Even so, it’s hard to imagine a manifest fraud like Donald J. Trump becoming president of the United States. Surely voters have too much self-respect.

“If Trump came to power,” writes Adam Gopnik, “there is a decent chance that the American experiment would be over. This is not a hyperbolic prediction; it is not a hysterical prediction; it is simply a candid reading of what history tells us happens in countries with leaders like Trump. Countries don’t really recover from being taken over by unstable authoritarian nationalists of any political bent, left or right—not by Peróns or Castros or Putins or Francos or Lenins or fill in the blanks.”

All politicians fudge the truth, exaggerating their successes and minimizing their failures. Trump, however, takes it to a different level. He’s a contemporary version of Baron Von Munchausen, an 18th century literary character whose wildly exaggerated military exploits—riding on a cannonball, voyaging to the moon—made him a comic-heroic favorite for generations.

Trump tells falsehoods so brazen as to redefine political lying. To see what I mean, let’s compare a couple of Clinton classics that emailers harangue me about all the time.

“I did not have sexual relations with that woman, Miss Lewinsky.”

The beauty of this Clintonian masterpiece lies in the fact that people often misquote it—changing “sexual relations” to “sex.” Because according to the evidence assiduously gathered by independent counsel Kenneth Starr, it’s literally true and therefore perjury-proof.

Cunning and deliberately deceptive, yes. But sexual relations means “intercourse,” and that supposedly didn’t happen. Cute, huh?

That’s Bill Clinton.

Readers who have never lied about sex are encouraged to vent.

Then there’s Hillary infamous Bosnian adventure: I remember landing under sniper fire,” she told a 2008 audience. “There was supposed to be some kind of a greeting ceremony at the airport, but instead we just ran with our heads down to get into the vehicles.”

Confronted with CBS News footage that showed her walking calmly across the tarmac of Tuzla airport from an Air Force C-17 in 1996, Mrs. Clinton basically blamed an overactive memory. She’d actually written about the incident in her 2003 book “Living History” without mentioning the imaginary snipers.

Her press secretary later explained the possible origin of Mrs. Clinton’s false memory: “We were issued flak jackets for the final leg because of possible sniper fire near Tuzla. As an additional precaution, the First Lady and Chelsea were moved to the armored cockpit for the descent into Tuzla.”

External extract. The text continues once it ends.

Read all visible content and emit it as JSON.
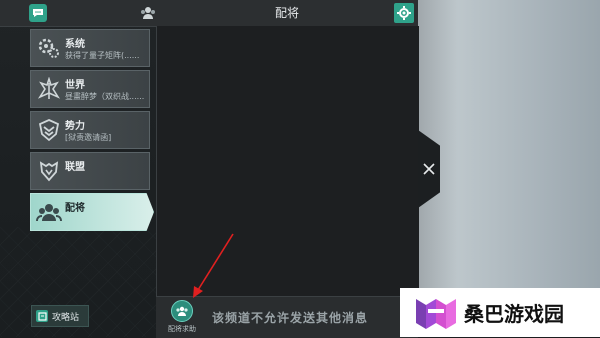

She won’t say so but I’m guessing Hillary got scared, and her mind played a trick on her. Confronted with the discrepancy, however, she owned it.

Suffice it to say that is not the Trump method. With a background in professional wrestling, he understands that there’s a vast audience out there only slightly more discerning than a potted geranium and willing to believe (or pretend to believe) damn near anything.

Trump doesn’t trim or embroider as much as invent huge, thunderous fictions aimed at boosting himself or hurting his enemies—evidence be damned. In Trump World, facts don’t exist. He cannot be shamed.

Trump went on Morning Joe recently to attack Hillary’s terrible judgement about Libya. See, if people had listened to Donald, the U.S. would never have helped NATO overthrow Ghaddafi.

“I would have stayed out of Libya,” he affirmed.

Except that Trump shot a video back in 2011 urging an immediate invasion: “Qaddafi in Libya is killing thousands of people,” he said then. “Nobody knows how bad it is, and we’re sitting around, we have soldiers all [around] the Middle East, and we’re not bringing them in to stop this horrible carnage… Now we should go in, we should stop this guy, which would be very easy and very quick.”

The candidate does this stuff every day, on every imaginable topic. It’s brutal, demagogic make-believe, demanding his followers blind themselves to reality and enlist in his cult of personality.

So who are you going to believe, Trump or your lying eyes?